The newspaper referred to Russia, China and Iran, which the New York Times said "have increasingly sophisticated offensive cyberforces," while "NATO has none."
"While there are frequent conferences and papers, there are no serious military plans, apart from locking down the alliance’s own networks," the newspaper said.
#cyber, new domain of war: are #cyberattacks acts of war triggering art 51 of UN charter, art 5 of#NATO treaty? https://t.co/OLrXcU4zoU
— Jean-Marie Guéhenno (@JGuehenno) 16 июня 2016 г.
It recalled that in 2014, NATO pledged to respond in kind to a possible cyberattack on one of its member states, which the alliance said would be perceived as an armed attack and which would lead to a commitment by all NATO members to retaliate.
"We have decided a cyber attack can trigger Article 5,Its hard to imagine a conflict w/o cyber" #NATO #cyberwar #cyberattacks #cyberwarfare
— Adv.

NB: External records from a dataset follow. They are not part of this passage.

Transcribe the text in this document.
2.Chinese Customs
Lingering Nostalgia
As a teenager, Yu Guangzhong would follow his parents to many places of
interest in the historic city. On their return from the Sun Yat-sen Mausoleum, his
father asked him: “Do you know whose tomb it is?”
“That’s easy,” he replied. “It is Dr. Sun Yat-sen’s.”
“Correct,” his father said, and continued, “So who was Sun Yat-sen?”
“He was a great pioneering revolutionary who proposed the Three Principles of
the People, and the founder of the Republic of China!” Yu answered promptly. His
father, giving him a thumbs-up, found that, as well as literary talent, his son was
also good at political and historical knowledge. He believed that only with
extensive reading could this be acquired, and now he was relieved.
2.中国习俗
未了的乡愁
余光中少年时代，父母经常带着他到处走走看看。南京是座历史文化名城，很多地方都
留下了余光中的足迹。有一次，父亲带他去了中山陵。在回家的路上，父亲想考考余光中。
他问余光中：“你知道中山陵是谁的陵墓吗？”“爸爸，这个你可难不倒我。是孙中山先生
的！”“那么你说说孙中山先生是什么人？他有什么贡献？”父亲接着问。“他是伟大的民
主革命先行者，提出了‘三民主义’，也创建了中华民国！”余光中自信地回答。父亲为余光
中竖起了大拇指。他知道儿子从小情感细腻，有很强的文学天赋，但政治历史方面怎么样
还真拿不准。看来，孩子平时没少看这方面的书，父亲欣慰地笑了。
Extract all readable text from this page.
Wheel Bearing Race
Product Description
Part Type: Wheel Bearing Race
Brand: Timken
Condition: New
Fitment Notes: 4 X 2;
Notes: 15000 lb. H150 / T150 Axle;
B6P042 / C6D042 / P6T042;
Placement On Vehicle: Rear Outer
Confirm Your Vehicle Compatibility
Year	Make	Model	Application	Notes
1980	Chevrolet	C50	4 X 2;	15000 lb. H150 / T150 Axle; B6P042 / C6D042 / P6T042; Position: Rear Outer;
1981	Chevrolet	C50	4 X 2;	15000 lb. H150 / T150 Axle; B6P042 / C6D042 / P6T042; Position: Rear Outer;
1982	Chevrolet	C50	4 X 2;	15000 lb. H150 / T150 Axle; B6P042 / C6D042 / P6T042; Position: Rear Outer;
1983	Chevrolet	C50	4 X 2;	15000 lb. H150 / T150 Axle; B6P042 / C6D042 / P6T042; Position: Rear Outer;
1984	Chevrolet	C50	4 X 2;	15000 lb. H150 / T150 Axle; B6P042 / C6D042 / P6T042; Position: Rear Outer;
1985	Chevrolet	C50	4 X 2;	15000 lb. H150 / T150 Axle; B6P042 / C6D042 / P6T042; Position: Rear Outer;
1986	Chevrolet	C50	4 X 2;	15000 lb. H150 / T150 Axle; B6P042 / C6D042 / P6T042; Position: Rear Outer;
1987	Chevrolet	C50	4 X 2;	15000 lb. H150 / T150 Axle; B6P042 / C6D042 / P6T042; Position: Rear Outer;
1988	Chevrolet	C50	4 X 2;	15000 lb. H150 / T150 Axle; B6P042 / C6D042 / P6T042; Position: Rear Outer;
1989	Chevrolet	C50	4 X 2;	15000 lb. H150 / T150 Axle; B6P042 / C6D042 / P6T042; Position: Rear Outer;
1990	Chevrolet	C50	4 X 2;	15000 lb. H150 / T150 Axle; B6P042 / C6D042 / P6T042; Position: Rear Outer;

Prashant Mali (@CyberMahaGuru) 15 июня 2016 г.
"But when it comes to deterring the kinds of low-level probes, espionage and attacks that flow through European computer networks every week, NATO commanders do not seem prepared to take aggressive countermeasures," the newspaper said.
According to the New York Times, NATO Secretary General Jens Stoltenberg takes a low-key stance on cyberwar, and talks about sharing information and expertise rather than "sophisticated probing and early-warning deterrence strategies that large and small powers have begun to develop."
"In short, it sounded like a strategy from a previous age, before cyberattacks were regularly used as a weapon and as a tool of espionage," the newspaper said.
Earlier this week, Stoltenberg said that NATO could deploy conventional arms to respond to potential cyberattacks in the future.
"A severe cyberattack may be classified as a case for the alliance. Then NATO can and must react," Reuters quoted Stoltenberg as telling the German newspaper Bild. The bloc's chief was vague on how exactly the alliance plans to respond, saying only that the strategy "will depend on the severity of the attack."
NATO officials often cite Russia's increasing military might as posing a threat, although Moscow has always maintained that its weapons serve solely defensive purposes.
In addition, Russian authorities have been accused of launching complex cyberattacks against other countries as part of what NATO calls "hybrid warfare." Moscow has always denied these groundless claims.